Breaking faith with those who died for freedom
The Remembrance period is upon us – how will you remember? Already, Legion members are busy distributing poppies, and Remembrance activities are taking place across Canada. At ceremonies across the country, we shall all hear the words from John McCrea’s “In Flanders Fields”. One line has particular meaning for me: “If ye break faith with us who die, we shall not sleep, though poppies grow in Flanders fields”. In my opinion, the politicians behind our defence and foreign policy have broken faith with those who died for freedom.
Several years ago, Preston Manning wrote an OPED entitled “Sleepless in Flanders fields”. I will quote a few excerpts from it
“The problems lie deeper than the political policies that have starved the Canadian military of money, equipment and personnel”
The government spin doctors may call it prudence, the diplomatic among is may call it timidity, but men who placed their lives on the line for freedom’s sake would call it by a harsher name: cowardice in high places.
As Manning concludes, “Will John McCrea and his companions continue to have their sleep disturbed, or will they finally rest in peace in Flanders fields?”
As I have written before, our military remains starved for funds to train with, for equipment to make them capable, and recruitment to attract those who believe in the cause of freedom.
- Recall the lifetime-long Sea King replacement project; or the ill-fated fighter replacement project (draft tenders documents are only now out for review); or the lengthy replenishment ship replacement project.

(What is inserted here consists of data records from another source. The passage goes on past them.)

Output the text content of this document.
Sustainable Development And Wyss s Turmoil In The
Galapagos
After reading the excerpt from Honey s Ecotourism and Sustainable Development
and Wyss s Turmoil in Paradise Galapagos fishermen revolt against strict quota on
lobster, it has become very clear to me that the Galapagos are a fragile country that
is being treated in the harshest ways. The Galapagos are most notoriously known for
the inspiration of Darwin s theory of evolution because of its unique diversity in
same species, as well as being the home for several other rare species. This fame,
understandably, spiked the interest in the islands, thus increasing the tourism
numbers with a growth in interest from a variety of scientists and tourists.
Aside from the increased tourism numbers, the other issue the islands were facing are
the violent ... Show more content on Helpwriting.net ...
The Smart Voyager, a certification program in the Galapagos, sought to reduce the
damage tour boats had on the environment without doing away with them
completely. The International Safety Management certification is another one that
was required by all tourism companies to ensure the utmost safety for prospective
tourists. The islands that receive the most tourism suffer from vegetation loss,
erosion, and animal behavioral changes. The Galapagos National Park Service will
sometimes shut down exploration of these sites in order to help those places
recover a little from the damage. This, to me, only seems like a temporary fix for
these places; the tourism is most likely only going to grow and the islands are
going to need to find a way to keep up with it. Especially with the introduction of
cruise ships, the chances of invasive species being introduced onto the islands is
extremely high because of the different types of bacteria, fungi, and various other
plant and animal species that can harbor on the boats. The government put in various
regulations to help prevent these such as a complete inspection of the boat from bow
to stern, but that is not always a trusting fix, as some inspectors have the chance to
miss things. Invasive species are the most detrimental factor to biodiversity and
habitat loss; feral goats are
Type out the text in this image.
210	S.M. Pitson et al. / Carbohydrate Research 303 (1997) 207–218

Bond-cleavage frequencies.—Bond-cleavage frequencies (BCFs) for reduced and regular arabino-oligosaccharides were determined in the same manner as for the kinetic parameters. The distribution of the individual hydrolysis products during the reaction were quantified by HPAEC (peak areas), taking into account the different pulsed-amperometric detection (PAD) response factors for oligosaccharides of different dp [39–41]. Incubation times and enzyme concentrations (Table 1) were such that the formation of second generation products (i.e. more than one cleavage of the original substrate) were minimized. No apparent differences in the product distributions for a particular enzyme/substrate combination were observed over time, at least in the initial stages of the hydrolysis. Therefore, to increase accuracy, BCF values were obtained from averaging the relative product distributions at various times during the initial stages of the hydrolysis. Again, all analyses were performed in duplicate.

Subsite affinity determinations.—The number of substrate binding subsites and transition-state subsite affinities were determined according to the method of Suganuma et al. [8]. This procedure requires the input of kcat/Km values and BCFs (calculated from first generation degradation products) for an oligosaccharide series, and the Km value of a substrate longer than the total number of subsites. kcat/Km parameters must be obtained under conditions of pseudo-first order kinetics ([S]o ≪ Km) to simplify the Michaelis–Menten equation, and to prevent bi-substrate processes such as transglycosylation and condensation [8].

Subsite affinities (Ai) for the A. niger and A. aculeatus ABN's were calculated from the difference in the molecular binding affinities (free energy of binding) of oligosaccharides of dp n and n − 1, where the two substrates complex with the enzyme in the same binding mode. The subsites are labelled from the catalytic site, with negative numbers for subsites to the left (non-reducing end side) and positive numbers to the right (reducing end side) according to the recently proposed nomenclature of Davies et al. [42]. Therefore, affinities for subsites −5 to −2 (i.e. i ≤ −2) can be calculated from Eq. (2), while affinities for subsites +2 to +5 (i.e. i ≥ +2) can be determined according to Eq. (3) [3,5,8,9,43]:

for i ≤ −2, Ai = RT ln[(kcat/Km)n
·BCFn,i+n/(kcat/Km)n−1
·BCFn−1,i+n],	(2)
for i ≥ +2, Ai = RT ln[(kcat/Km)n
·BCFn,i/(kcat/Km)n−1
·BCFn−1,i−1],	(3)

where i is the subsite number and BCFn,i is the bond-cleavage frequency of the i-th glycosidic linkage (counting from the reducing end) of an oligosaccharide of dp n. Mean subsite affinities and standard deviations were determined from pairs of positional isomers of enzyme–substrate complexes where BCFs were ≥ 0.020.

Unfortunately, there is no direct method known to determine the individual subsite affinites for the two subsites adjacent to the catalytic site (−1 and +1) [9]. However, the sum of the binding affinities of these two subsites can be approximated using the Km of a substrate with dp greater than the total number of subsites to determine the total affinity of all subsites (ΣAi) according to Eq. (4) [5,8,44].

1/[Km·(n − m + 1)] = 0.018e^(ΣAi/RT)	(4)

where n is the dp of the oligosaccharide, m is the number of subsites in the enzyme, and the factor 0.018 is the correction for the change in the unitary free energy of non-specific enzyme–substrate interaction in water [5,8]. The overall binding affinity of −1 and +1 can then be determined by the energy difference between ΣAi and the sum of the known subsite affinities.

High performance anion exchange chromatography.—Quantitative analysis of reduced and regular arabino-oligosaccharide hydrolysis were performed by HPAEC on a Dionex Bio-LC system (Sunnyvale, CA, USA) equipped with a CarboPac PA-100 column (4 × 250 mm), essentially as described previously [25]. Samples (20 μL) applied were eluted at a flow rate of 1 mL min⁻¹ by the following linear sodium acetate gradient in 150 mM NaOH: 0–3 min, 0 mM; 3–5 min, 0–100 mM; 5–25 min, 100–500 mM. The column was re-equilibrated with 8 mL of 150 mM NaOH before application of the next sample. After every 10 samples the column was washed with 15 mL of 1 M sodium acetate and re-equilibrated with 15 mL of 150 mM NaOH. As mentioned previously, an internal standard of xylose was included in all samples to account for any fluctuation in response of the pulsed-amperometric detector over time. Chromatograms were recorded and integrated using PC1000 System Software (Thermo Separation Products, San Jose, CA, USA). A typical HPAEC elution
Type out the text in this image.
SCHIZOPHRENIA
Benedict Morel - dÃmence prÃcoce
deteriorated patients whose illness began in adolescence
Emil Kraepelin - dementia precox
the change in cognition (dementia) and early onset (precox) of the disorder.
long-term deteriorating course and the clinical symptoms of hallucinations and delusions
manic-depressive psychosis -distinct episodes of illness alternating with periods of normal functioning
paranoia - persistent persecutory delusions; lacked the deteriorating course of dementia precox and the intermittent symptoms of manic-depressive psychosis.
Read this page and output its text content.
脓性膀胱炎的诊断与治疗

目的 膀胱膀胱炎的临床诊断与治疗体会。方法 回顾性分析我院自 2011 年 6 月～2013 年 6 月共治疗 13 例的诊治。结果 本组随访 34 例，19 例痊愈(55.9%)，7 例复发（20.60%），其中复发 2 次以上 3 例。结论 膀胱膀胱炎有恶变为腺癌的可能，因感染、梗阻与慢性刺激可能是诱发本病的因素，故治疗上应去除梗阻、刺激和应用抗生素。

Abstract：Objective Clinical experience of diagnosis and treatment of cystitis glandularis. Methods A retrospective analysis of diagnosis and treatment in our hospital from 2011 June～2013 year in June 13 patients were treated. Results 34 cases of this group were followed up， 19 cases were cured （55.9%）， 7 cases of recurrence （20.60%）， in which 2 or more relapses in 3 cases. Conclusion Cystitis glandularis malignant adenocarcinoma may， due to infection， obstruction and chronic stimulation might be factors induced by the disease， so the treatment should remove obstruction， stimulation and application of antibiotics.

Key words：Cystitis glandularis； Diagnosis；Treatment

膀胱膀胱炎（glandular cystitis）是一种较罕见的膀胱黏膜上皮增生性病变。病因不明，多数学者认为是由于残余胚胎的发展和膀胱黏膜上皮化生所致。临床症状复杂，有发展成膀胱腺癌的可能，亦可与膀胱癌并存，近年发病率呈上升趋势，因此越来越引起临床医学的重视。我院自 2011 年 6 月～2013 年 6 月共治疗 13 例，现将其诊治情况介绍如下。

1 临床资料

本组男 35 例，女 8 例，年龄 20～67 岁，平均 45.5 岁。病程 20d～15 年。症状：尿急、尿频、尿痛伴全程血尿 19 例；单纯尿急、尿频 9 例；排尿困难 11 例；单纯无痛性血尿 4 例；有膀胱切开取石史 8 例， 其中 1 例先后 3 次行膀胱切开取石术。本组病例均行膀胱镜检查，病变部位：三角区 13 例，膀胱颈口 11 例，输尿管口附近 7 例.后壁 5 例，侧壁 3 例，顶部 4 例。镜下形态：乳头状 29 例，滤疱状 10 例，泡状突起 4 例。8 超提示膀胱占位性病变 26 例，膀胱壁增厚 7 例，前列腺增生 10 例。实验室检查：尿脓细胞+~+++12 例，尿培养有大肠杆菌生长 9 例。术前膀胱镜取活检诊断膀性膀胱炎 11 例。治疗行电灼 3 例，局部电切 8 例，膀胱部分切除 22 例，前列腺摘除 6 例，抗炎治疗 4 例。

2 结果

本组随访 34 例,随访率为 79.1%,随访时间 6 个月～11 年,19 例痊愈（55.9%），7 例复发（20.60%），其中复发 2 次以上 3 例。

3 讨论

- Recall the pilot shortage that has existed for many years and continues today.
- Recall our treatment of Veterans as we removed their life-long pensions; as we seemingly ignore complaints by veterans about the length of time to address disability concerns; or their complaints about the SISIP claw back.
- Recall the shortage of mental health professionals to aid serving and released veterans.
- Recall our new defence and security policy that took two years to build and the “no results thus far” outcome (but it has a catchy name).
Governments come and go but faith has been broken. Promises have been many, but delivering on these promises eludes those in political charge. Robert Service says it so well in one of his poems: “a promise made is a debt unpaid”.
We remember – how will you remember?